Anyone who has lived for some time in a city like Los Angeles or Tokyo knows what an inconsequential tremor is. You feel that shaking motion, perhaps hear some objects rattling on your desk. You momentarily catch your breath, and then it’s all over, usually within the span of less than ten seconds. Those inconsequential tremors happen frequently in any city with proximity to a major tectonic fault line. Only rarely – very, very rarely – do they develop into a serious earthquake capable of creating lasting damage.
Pullbacks by the Numbers
As with seismic tremors, so with financial markets. Our natural inclination is to not even categorize Wednesday’s 1.8 percent pullback in the S&P 500 as a tremor. Since it did briefly puncture the preternaturally serene calm prevailing in markets as of late, though – and come as it did amidst a new level of political volatility in Washington – we think this is a good time to dust off that pullback study – long unused – and remind our clients that tremors generally do not an earthquake make.
Our standard measure for a “pullback event” as it pertains to US large cap stocks is a retreat of five percent or more from a high water mark, followed by a subsequent recovery of five percent or more. There is no higher truth associated with the five percent threshold, but we think it is a useful benchmark. A five percent decline has impact – the TV talking heads take notice and investors feel those ephemeral goosebumps – but it falls short of a technical correction (10 percent off the high) or a bear market (20 percent retreat).
By this standard, there have been 190 pullback events on the S&P 500 since the end of the Second World War, or about 2.7 every year, on average, for the 71 years between then and now. And how many times did the pullbacks metastasize into full-fledged bear markets? Well, there was a very brief bear – about seven months in duration – from the end of 1961 to midsummer 1962. There was the dismal stretch from the record high of November 1968 to August 1982, which is how long it took for the S&P 500 to forever rise above that (nominal) ’68 high and bid it goodbye. And there were the two bear markets that bookended the first decade of the 21st century.
And that’s pretty much it for bear markets (Black Monday 1987, yeah, but that was basically a flash crash, not a bear proper). Mostly, those pullback events are just inconsequential tremors with no particular sustaining narrative. Revolutions, it is often noted by political historians, don’t happen far more often than they do happen.
Much Ado About Nothing
No two bear markets are alike, but the forces that propel them tend to arise organically from the thousands of disparate nodes of activity in the economy, and not from singular events in Washington DC. Whatever outcomes happen as a result of the current political and legal woes of the Trump administration – even the more far-fetched notions of some form of removal from office or a doubling-down of the crazy by the current residents of 1600 Pennsylvania – are highly unlikely to exert a meaningful impact on the economy at large. The slow-growth recovery continues at home and abroad. Quarterly earnings seem able to sustain at least mid-high single digit growth rates over a full fiscal year. These trends preceded Trump, and these trends seem likely to keep on keeping on.
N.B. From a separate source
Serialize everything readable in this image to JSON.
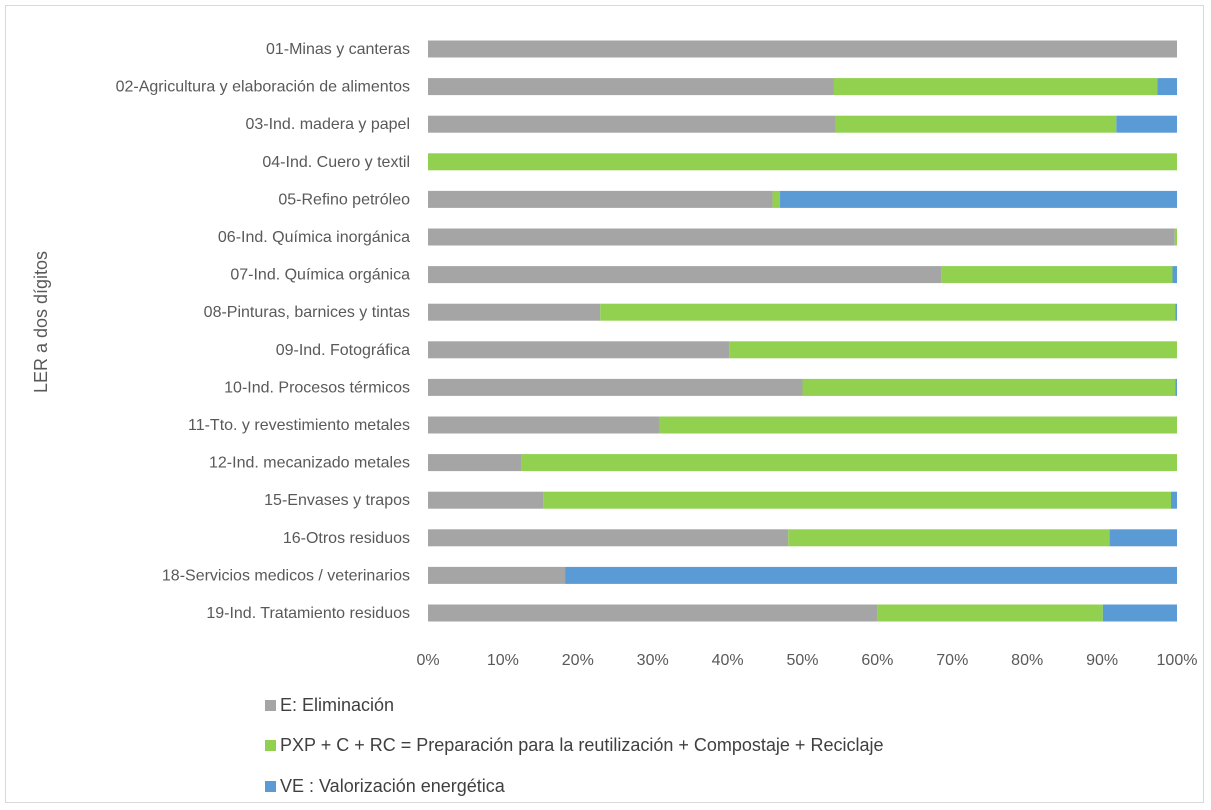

We have no trouble imagining a near-term scenario that registers another five percent-plus pullback event in keeping with our definition above. We haven’t had one since February 2016, and that’s a long dry spell (remember that 2.7 events per year statistic we cited above). In the absence of any data implying a potential meaningful shift in the overall economic narrative, though, we are likely to consider any such event as yet another inconsequential tremor.